Here’s a gorgeous lob to Robert Williams for the dunk in transition. If you look closely, you can see the moment when Enes Kanter says “Uh oh”:

Smart working out of the post regularly seems to result in something good. This is also great floor balance by Boston. As Robert Williams dives to the rim, the opens up Payton Pritchard for the three:

Here’s Smart to Williams again. Williams knows if he hangs out in the dunker spot, he’ll have chances to make plays:

7. Boston’s bench is really rounding into form. Payton Pritchard seems past the “rookie wall” issues that plagued him about a month ago. The patient approach to let Aaron Nesmith figure out the NBA game has worked. Evan Fournier has shown what he can do when he returns to the bench. And whatever big doesn’t start out of Tristan Thompson and Robert Williams will have an impact.

Those players, plus the regular four starters of Jaylen Brown, Marcus Smart, Jayson Tatum and Kemba Walker will probably be the nine-man playoff rotation. Others might see spot minutes based on situations/matchups, but those nine have earned the bulk of the minutes when they matter.
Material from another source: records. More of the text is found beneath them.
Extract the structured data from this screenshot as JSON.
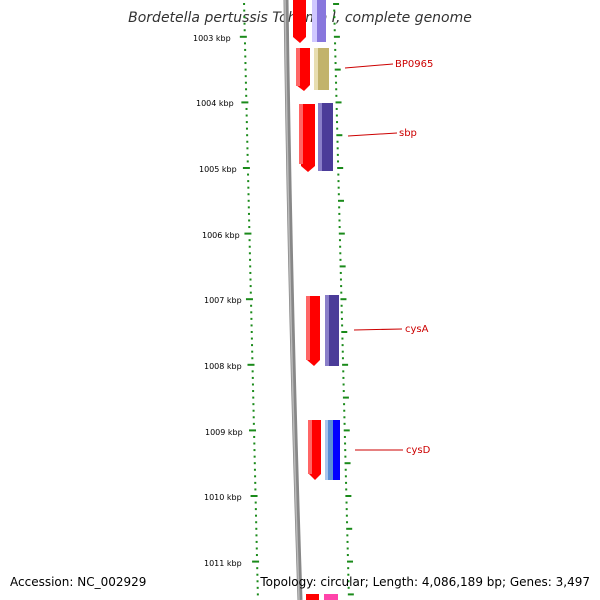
{
  "title": "Bordetella pertussis Tohama I, complete genome",
  "accession": "Accession: NC_002929",
  "topology": "Topology: circular; Length: 4,086,189 bp; Genes: 3,497",
  "kbp_labels": [
    "1003 kbp",
    "1004 kbp",
    "1005 kbp",
    "1006 kbp",
    "1007 kbp",
    "1008 kbp",
    "1009 kbp",
    "1010 kbp",
    "1011 kbp"
  ],
  "gene_labels": [
    "BP0965",
    "sbp",
    "cysA",
    "cysD"
  ],
  "colors": {
    "tick": "#1a8a1a",
    "backbone": "#888888",
    "red_feature": "#ff0000",
    "purple_feature": "#4b3c99",
    "tan_feature": "#c2b36c",
    "blue_feature": "#0000ff",
    "lightblue_feature": "#5b8fd6",
    "label": "#cc0000"
  }
}
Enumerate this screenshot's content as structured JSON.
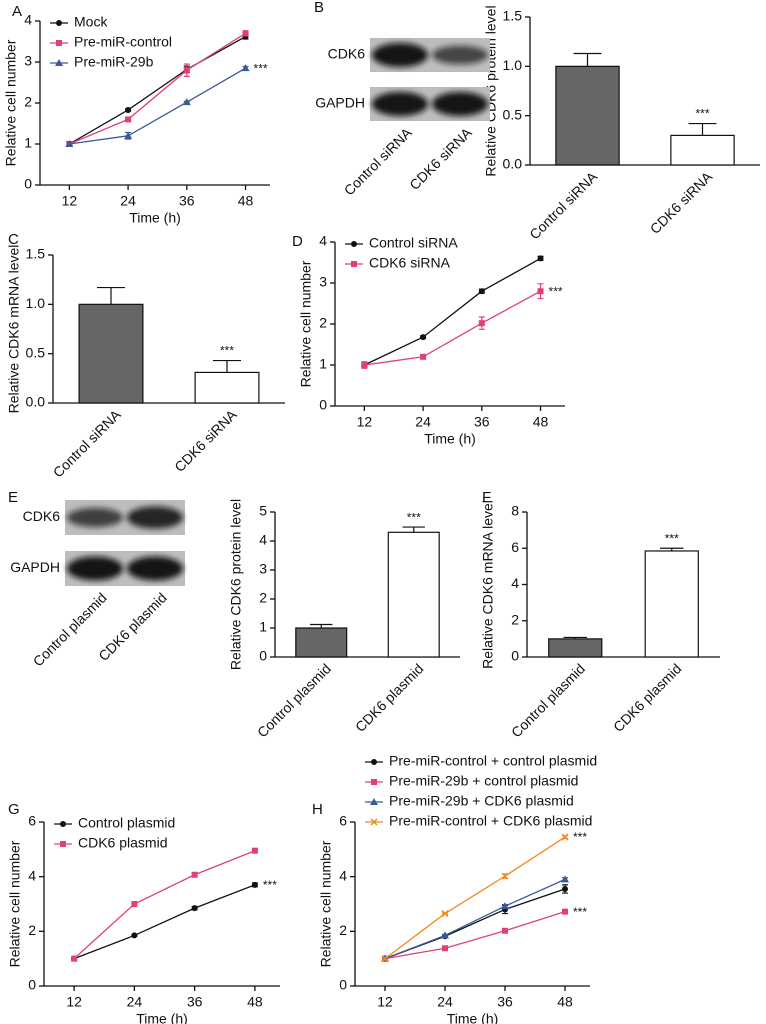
{
  "chart_data": [
    {
      "type": "line",
      "panel": "A",
      "ylabel": "Relative cell number",
      "xlabel": "Time (h)",
      "x": [
        12,
        24,
        36,
        48
      ],
      "xlim": [
        6,
        53
      ],
      "xticks": [
        12,
        24,
        36,
        48
      ],
      "ylim": [
        0,
        4
      ],
      "yticks": [
        0,
        1,
        2,
        3,
        4
      ],
      "legend": "upper left",
      "series": [
        {
          "name": "Mock",
          "color": "#111111",
          "marker": "circle",
          "values": [
            1.0,
            1.83,
            2.82,
            3.62
          ],
          "errors": [
            0.05,
            0.03,
            0.08,
            0.06
          ]
        },
        {
          "name": "Pre-miR-control",
          "color": "#e0407a",
          "marker": "square",
          "values": [
            1.0,
            1.6,
            2.8,
            3.7
          ],
          "errors": [
            0.05,
            0.03,
            0.15,
            0.06
          ]
        },
        {
          "name": "Pre-miR-29b",
          "color": "#3a5a9a",
          "marker": "triangle",
          "values": [
            1.0,
            1.2,
            2.02,
            2.85
          ],
          "errors": [
            0.06,
            0.08,
            0.02,
            0.04
          ],
          "annotation": "***"
        }
      ]
    },
    {
      "type": "bar",
      "ylabel": "Relative CDK6 protein level",
      "categories": [
        "Control siRNA",
        "CDK6 siRNA"
      ],
      "values": [
        1.0,
        0.3
      ],
      "errors": [
        0.13,
        0.12
      ],
      "annotations": [
        null,
        "***"
      ],
      "colors": [
        "#666666",
        "#ffffff"
      ],
      "ylim": [
        0,
        1.5
      ],
      "yticks": [
        {
          "value": 0,
          "label": "0.0"
        },
        0.5,
        {
          "value": 1,
          "label": "1.0"
        },
        1.5
      ]
    },
    {
      "type": "bar",
      "panel": "C",
      "ylabel": "Relative CDK6 mRNA level",
      "categories": [
        "Control siRNA",
        "CDK6 siRNA"
      ],
      "values": [
        1.0,
        0.31
      ],
      "errors": [
        0.17,
        0.12
      ],
      "annotations": [
        null,
        "***"
      ],
      "colors": [
        "#666666",
        "#ffffff"
      ],
      "ylim": [
        0,
        1.5
      ],
      "yticks": [
        {
          "value": 0,
          "label": "0.0"
        },
        0.5,
        {
          "value": 1,
          "label": "1.0"
        },
        1.5
      ]
    },
    {
      "type": "line",
      "panel": "D",
      "ylabel": "Relative cell number",
      "xlabel": "Time (h)",
      "x": [
        12,
        24,
        36,
        48
      ],
      "xlim": [
        6,
        53
      ],
      "xticks": [
        12,
        24,
        36,
        48
      ],
      "ylim": [
        0,
        4
      ],
      "yticks": [
        0,
        1,
        2,
        3,
        4
      ],
      "legend": "upper left",
      "series": [
        {
          "name": "Control siRNA",
          "color": "#111111",
          "marker": "circle",
          "values": [
            1.0,
            1.68,
            2.8,
            3.6
          ],
          "errors": [
            0.04,
            0.03,
            0.05,
            0.05
          ]
        },
        {
          "name": "CDK6 siRNA",
          "color": "#e0407a",
          "marker": "square",
          "values": [
            1.0,
            1.2,
            2.02,
            2.8
          ],
          "errors": [
            0.08,
            0.03,
            0.15,
            0.18
          ],
          "annotation": "***"
        }
      ]
    },
    {
      "type": "bar",
      "ylabel": "Relative CDK6 protein level",
      "categories": [
        "Control plasmid",
        "CDK6 plasmid"
      ],
      "values": [
        1.0,
        4.3
      ],
      "errors": [
        0.12,
        0.18
      ],
      "annotations": [
        null,
        "***"
      ],
      "colors": [
        "#666666",
        "#ffffff"
      ],
      "ylim": [
        0,
        5
      ],
      "yticks": [
        0,
        1,
        2,
        3,
        4,
        5
      ]
    },
    {
      "type": "bar",
      "panel": "F",
      "ylabel": "Relative CDK6 mRNA level",
      "categories": [
        "Control plasmid",
        "CDK6 plasmid"
      ],
      "values": [
        1.0,
        5.85
      ],
      "errors": [
        0.08,
        0.15
      ],
      "annotations": [
        null,
        "***"
      ],
      "colors": [
        "#666666",
        "#ffffff"
      ],
      "ylim": [
        0,
        8
      ],
      "yticks": [
        0,
        2,
        4,
        6,
        8
      ]
    },
    {
      "type": "line",
      "panel": "G",
      "ylabel": "Relative cell number",
      "xlabel": "Time (h)",
      "x": [
        12,
        24,
        36,
        48
      ],
      "xlim": [
        6,
        53
      ],
      "xticks": [
        12,
        24,
        36,
        48
      ],
      "ylim": [
        0,
        6
      ],
      "yticks": [
        0,
        2,
        4,
        6
      ],
      "legend": "upper left",
      "series": [
        {
          "name": "Control plasmid",
          "color": "#111111",
          "marker": "circle",
          "values": [
            1.0,
            1.85,
            2.85,
            3.7
          ],
          "errors": [
            0.05,
            0.03,
            0.06,
            0.07
          ],
          "annotation": "***"
        },
        {
          "name": "CDK6 plasmid",
          "color": "#e0407a",
          "marker": "square",
          "values": [
            1.0,
            3.0,
            4.07,
            4.95
          ],
          "errors": [
            0.05,
            0.04,
            0.08,
            0.08
          ]
        }
      ]
    },
    {
      "type": "line",
      "panel": "H",
      "ylabel": "Relative cell number",
      "xlabel": "Time (h)",
      "x": [
        12,
        24,
        36,
        48
      ],
      "xlim": [
        6,
        53
      ],
      "xticks": [
        12,
        24,
        36,
        48
      ],
      "ylim": [
        0,
        6
      ],
      "yticks": [
        0,
        2,
        4,
        6
      ],
      "legend": "above",
      "series": [
        {
          "name": "Pre-miR-control + control plasmid",
          "color": "#111111",
          "marker": "circle",
          "values": [
            1.0,
            1.82,
            2.8,
            3.55
          ],
          "errors": [
            0.05,
            0.04,
            0.15,
            0.15
          ]
        },
        {
          "name": "Pre-miR-29b + control plasmid",
          "color": "#e0407a",
          "marker": "square",
          "values": [
            1.0,
            1.38,
            2.02,
            2.72
          ],
          "errors": [
            0.05,
            0.03,
            0.06,
            0.05
          ],
          "annotation": "***"
        },
        {
          "name": "Pre-miR-29b + CDK6 plasmid",
          "color": "#3a5a9a",
          "marker": "triangle",
          "values": [
            1.0,
            1.85,
            2.92,
            3.9
          ],
          "errors": [
            0.05,
            0.03,
            0.06,
            0.06
          ]
        },
        {
          "name": "Pre-miR-control + CDK6 plasmid",
          "color": "#f28a1e",
          "marker": "cross",
          "values": [
            1.0,
            2.65,
            4.02,
            5.45
          ],
          "errors": [
            0.04,
            0.03,
            0.08,
            0.05
          ],
          "annotation": "***"
        }
      ]
    }
  ],
  "blots": [
    {
      "panel": "B",
      "rows": [
        "CDK6",
        "GAPDH"
      ],
      "lanes": [
        "Control siRNA",
        "CDK6 siRNA"
      ]
    },
    {
      "panel": "E",
      "rows": [
        "CDK6",
        "GAPDH"
      ],
      "lanes": [
        "Control plasmid",
        "CDK6 plasmid"
      ]
    }
  ]
}
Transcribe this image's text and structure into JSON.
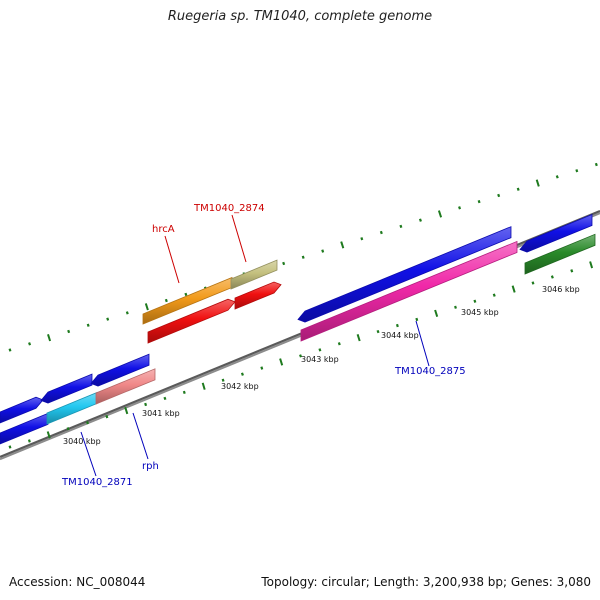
{
  "title": "Ruegeria sp. TM1040, complete genome",
  "footer": {
    "accession": "Accession: NC_008044",
    "summary": "Topology: circular; Length: 3,200,938 bp; Genes: 3,080"
  },
  "colors": {
    "backbone": "#8c8c8c",
    "tick": "#1e7a1e",
    "blue": "#1010e6",
    "cyan": "#22c8f0",
    "salmon": "#f08888",
    "orange": "#f29a1a",
    "olive": "#c4c07e",
    "red": "#f01010",
    "magenta": "#f028a8",
    "green": "#2a8a2a",
    "label_red": "#cc0000",
    "label_blue": "#0000bb"
  },
  "ticks": {
    "labels": [
      "3040 kbp",
      "3041 kbp",
      "3042 kbp",
      "3043 kbp",
      "3044 kbp",
      "3045 kbp",
      "3046 kbp"
    ]
  },
  "genes": {
    "labels": [
      {
        "text": "TM1040_2874",
        "color": "label_red"
      },
      {
        "text": "hrcA",
        "color": "label_red"
      },
      {
        "text": "TM1040_2875",
        "color": "label_blue"
      },
      {
        "text": "rph",
        "color": "label_blue"
      },
      {
        "text": "TM1040_2871",
        "color": "label_blue"
      }
    ]
  }
}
8. Jayson Tatum had another big scoring night with 33 points on 11-of-19 shooting. What was nice was seeing Tatum trust his teammates to deliver down the stretch. He’s not trying to do it all himself. This is a good look in transition to get Evan Fournier a wide-open corner three:

9. Let’s address the elephant in the room…the officiating in this game was terrible. It was inconsistent and rules applications seemed to be haphazard, at best. Without much effort, these decisions stood out:

-An offensive goaltending call against Aaron Nesmith. This one was probably correct, but it was close.

-A review for a flagrant foul where Marcus Smart got elbowed in the face that was upheld as a common foul. This sort of play has regularly been called a flagrant foul, even if the contact wasn’t malicious in any way.

-An offensive goaltending call against Tristan Thompson where the ball was out of the cylinder because it was off and under the rim.

-Not allowing Brad Stevens to challenge the above call, because he didn’t call timeout in time, despite several Celtics immediately signaling for a timeout and a review.

-Ejecting Marcus Smart for an “unsportsmanlike” blow to the groin of Jusuf Nurkic. Yes, Smart got Nurkic in a sensitive place, but came as Nurkic leveled him with a screen and seemed to be entirely unintentional.

-An offensive foul call where Payton Pritchard was clearly moving and in the “no-charge” circle.

-The last clip above (Tatum to Fournier) has been called an offensive foul on a regular basis, even if it shouldn’t be.

All of those plays are on top of several other mystifying plays where brush contact was called or players were clubbed without a call. It was bad both ways and it’s a terrible look for the NBA.

This was a great game, or was shaping up to be one, and now the story is officiating. The referees aren’t immune from COVID impacts, and it’s harder on them to stay healthy. Their schedule is as demanding, if not more so, than the plays and NBA officials travel commercially vs privately. In part, that’s led to several veteran refs being out this season. The inexperience of the backup officials is showing up in a major way and negatively impacting the game.

10. Moving on…Boston has the next couple of days off. Monday is a much-needed recovery day, especially for Jaylen Brown and Jayson Tatum. The team will practice on Tuesday. Then the closing schedule is favorable, while also offering opportunities for the Celtics to help themselves. The final seven games are:

at Orlando

at Chicago

vs Miami

vs Miami

at Cleveland

at Minnesota

at New York

That’s four games against teams that are out, or falling out, of the postseason race. The biggest games are the two home games against Miami. And then, if it matters, Boston and New York will break their 1-1 season tie on the final day of the regular season.

7th place and in the Play-In Tournament isn’t where the Celtics expected to be with a couple of weeks left to go. But they can still pull themselves up and out of it with a good close to the regular season.